For representational purposes (File Photo | Reuters)
For representational purposes (File Photo | Reuters)

NEW DELHI: India and the US have thrashed out the contours of a trade pact to be signed during the proposed visit of US President Donald Trump next month, which will see India agreeing to cut duties on more than 40 US product categories ranging from apples, almonds, up-end mobiles, smartwatches and electronic gadgets, in return for the US allowing Indian manufacturers duty-free trade facilities withdrawn last year.

Officials said that for the US President, the India deal will come before its trade deal announced with China on Thursday. “In some ways, though the scope of the China deal is larger, ours will be better,” said a commerce ministry official.

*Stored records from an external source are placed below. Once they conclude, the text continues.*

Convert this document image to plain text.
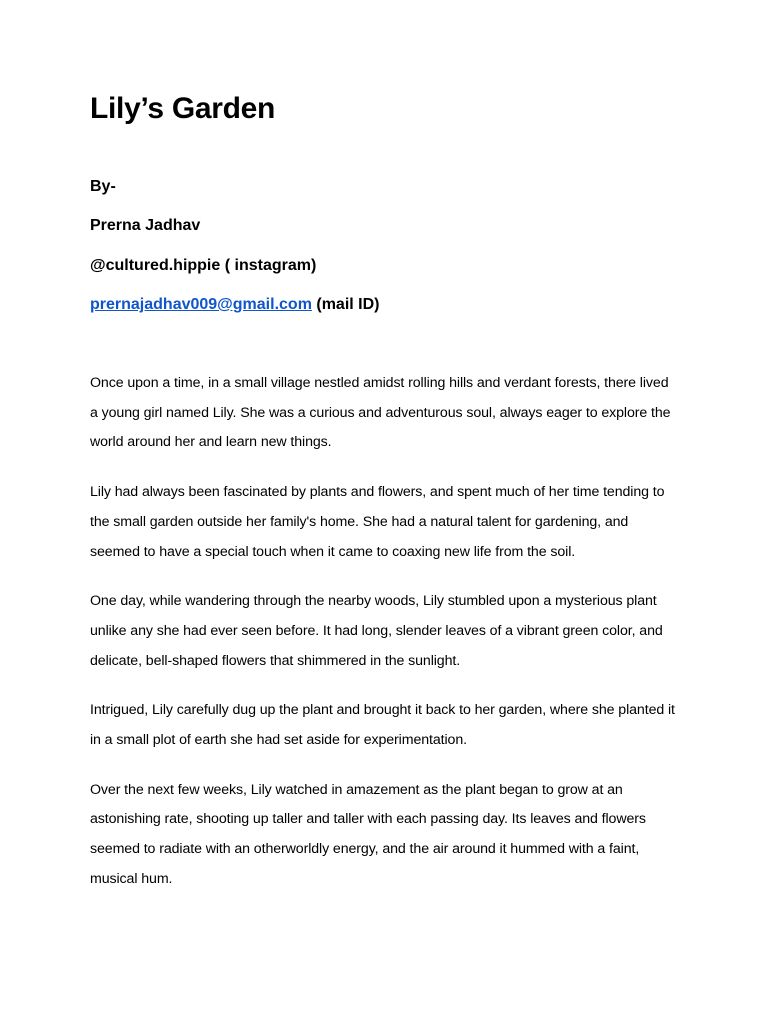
Lily’s Garden

By-

Prerna Jadhav

@cultured.hippie ( instagram)

prernajadhav009@gmail.com (mail ID)

Once upon a time, in a small village nestled amidst rolling hills and verdant forests, there lived a young girl named Lily. She was a curious and adventurous soul, always eager to explore the world around her and learn new things.

Lily had always been fascinated by plants and flowers, and spent much of her time tending to the small garden outside her family's home. She had a natural talent for gardening, and seemed to have a special touch when it came to coaxing new life from the soil.

One day, while wandering through the nearby woods, Lily stumbled upon a mysterious plant unlike any she had ever seen before. It had long, slender leaves of a vibrant green color, and delicate, bell-shaped flowers that shimmered in the sunlight.

Intrigued, Lily carefully dug up the plant and brought it back to her garden, where she planted it in a small plot of earth she had set aside for experimentation.

Over the next few weeks, Lily watched in amazement as the plant began to grow at an astonishing rate, shooting up taller and taller with each passing day. Its leaves and flowers seemed to radiate with an otherworldly energy, and the air around it hummed with a faint, musical hum.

While going ahead with the deal, India will maintain that while it is open to import of US dairy products, but will stipulate that they have to conform to restrictions over them not being fed animal food matter.
Apparently, animal feed used in the US dairy industry has high-protein blood meal from cattle and bovines. India has pointed out that cultural and religious sensitivities will preclude imports from dairy animals fed with such meals. India’s dairy and poultry industry had lobbied hard against opening up these sectors to unrestricted imports.

Similarly, officials said that while duty on US-manufactured medical devices could be brought down as part of the “peace formula”, India was sticking to its stand that given the huge numbers of poor patients in India, price caps would continue. The US had termed India’s price caps on heart stents and other medical devices to be “discriminatory trade practices”.   

Since a bilateral investment treaty between India and US has as yet not been finalised, something which the US wanted, India will also come up with a quick dispute resolution system that would safeguard foreign investment. India had allowed most bilateral investment treaties to lapse and then demanded new clauses that allow arbitration in third countries to be resorted to only after exhausting all legal remedies within India. This was opposed by the US and others pointing out that Indian judicial process was long-winding.

Just the beginning

Commerce ministry officials said that in time, India will work for a comprehensive economic agreement with the US, but that will take a lot of negotiations. The Indo-US trade deal fleshed out right now can be called the first phase of it, they said.